GopherCon 2018 - Demystifying Binary Search Tree Algorithms

By Geoffrey Gilmore for the GopherCon Liveblog on August 30, 2018


Presenter: Kaylyn Gibilterra

Liveblogger: Geoffrey Gilmore

Learning algorithms can be overwhelming and demoralizing, but it doesn't have to be. In this talk, Kaylyn explains binary search tree algorithms in a simple and straightforward manner with code examples in Go.


Introduction

Kaylyn started writing algorithms for fun over the last year. This might seem strange to you, but it's especially weird for her. She hated her algorithms class in college. Her professor would use complicated jargon and refuse to explain "obvious" concepts.
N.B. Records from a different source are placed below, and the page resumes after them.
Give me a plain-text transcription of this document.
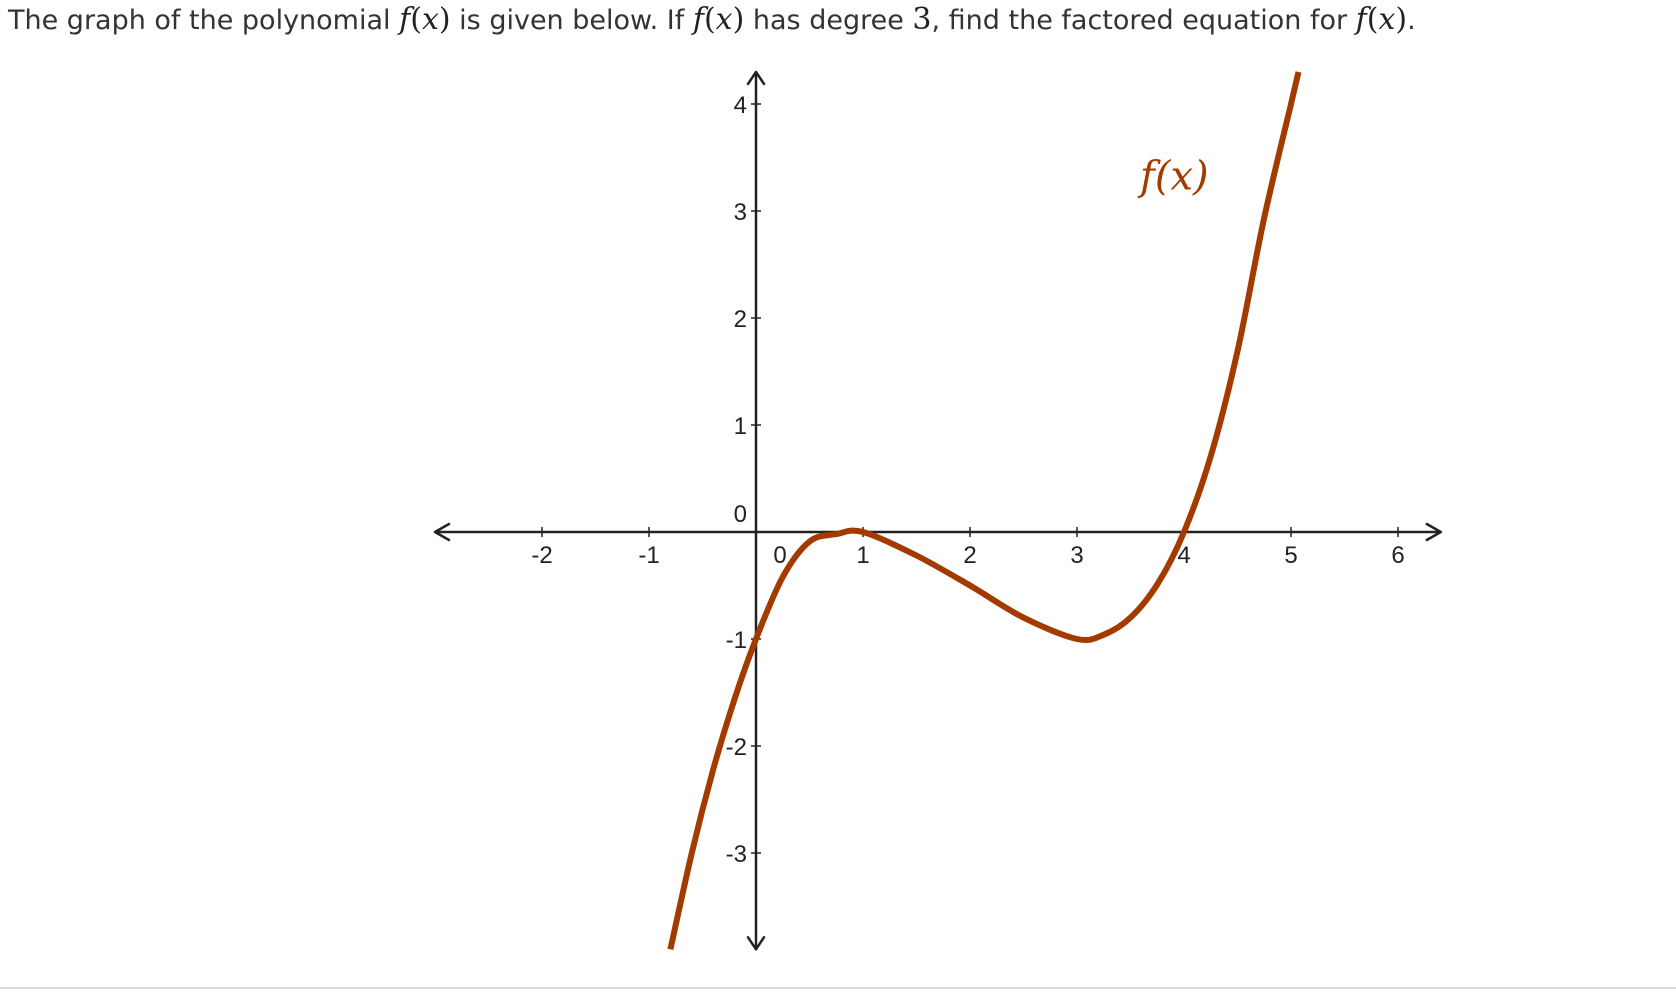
The graph of the polynomial f(x) is given below. If f(x) has degree 3, find the factored equation for f(x).
-2	-1	0	1	2	3	4	5	6
-3
-2
-1
0
1
2
3
4
f(x)
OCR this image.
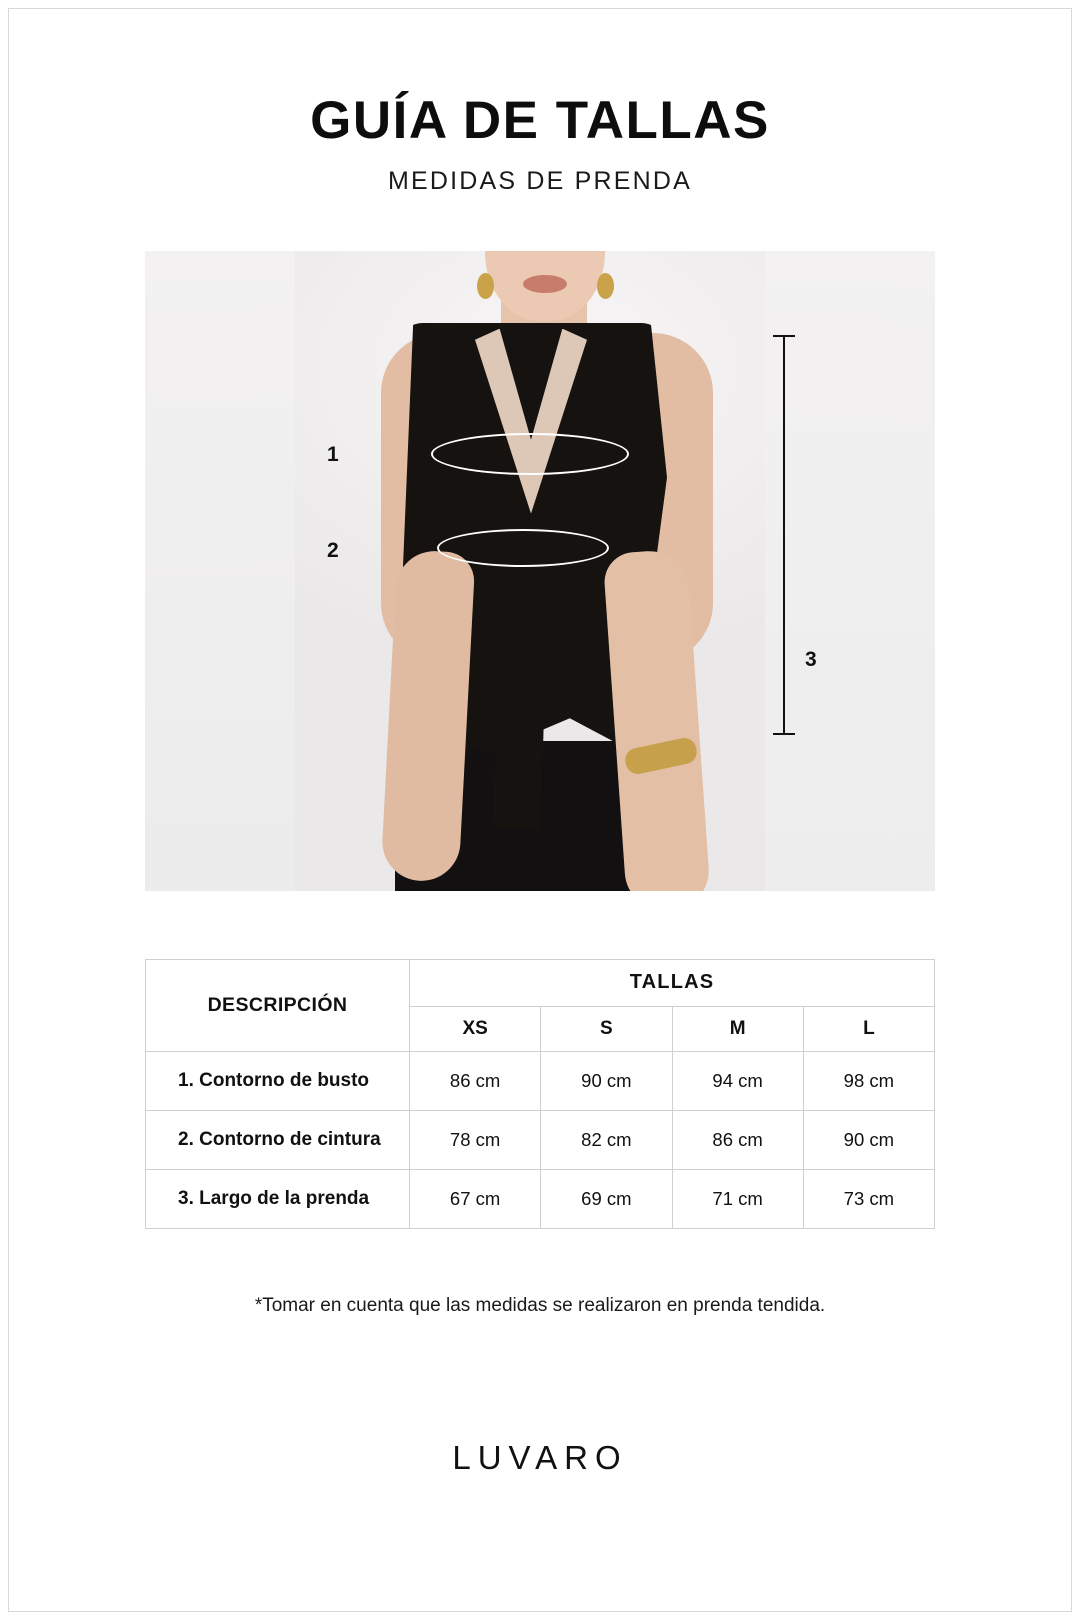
GUÍA DE TALLAS
MEDIDAS DE PRENDA
1
2
3
DESCRIPCIÓN	TALLAS			
	XS	S	M	L
1. Contorno de busto	86 cm	90 cm	94 cm	98 cm
2. Contorno de cintura	78 cm	82 cm	86 cm	90 cm
3. Largo de la prenda	67 cm	69 cm	71 cm	73 cm
*Tomar en cuenta que las medidas se realizaron en prenda tendida.
LUVARO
As a result, she only picked up enough knowledge to be able to pass her job interviews and move on with the rest of her life.

Her attitude towards algorithms changed once she started to implement them in Go. Converting algorithms written C or Java into Go was surprisingly easy, and she understood them better afterward than she did back in college.

Kaylyn will explain why that is and show you how to do it with binary search trees, but before we do that: Why exactly is learning algorithms so awful?

Learning algorithms is horrible

screen shot 2018-08-28 at 6 12 17 pm

This screenshot is from the binary search tree section of Introduction to Algorithms (a.k.a. CLRS). CLRS is considered to be the "gospel" of algorithms books. To the authors' credit, there hadn't been a great algorithms textbook written before it came out in 1989. However, anyone reading CLRS can tell that it was written by professors whose primary audience was academically minded.

Some examples of this:

  • This page references lots of terms that the book defines elsewhere. So you need to know things like

    • what satellite data is
    • what a linked list is
    • what "pre-order" and "post-order" tree traversal mean

    You won't know what those things are if you haven't taken notes on every single page in the book.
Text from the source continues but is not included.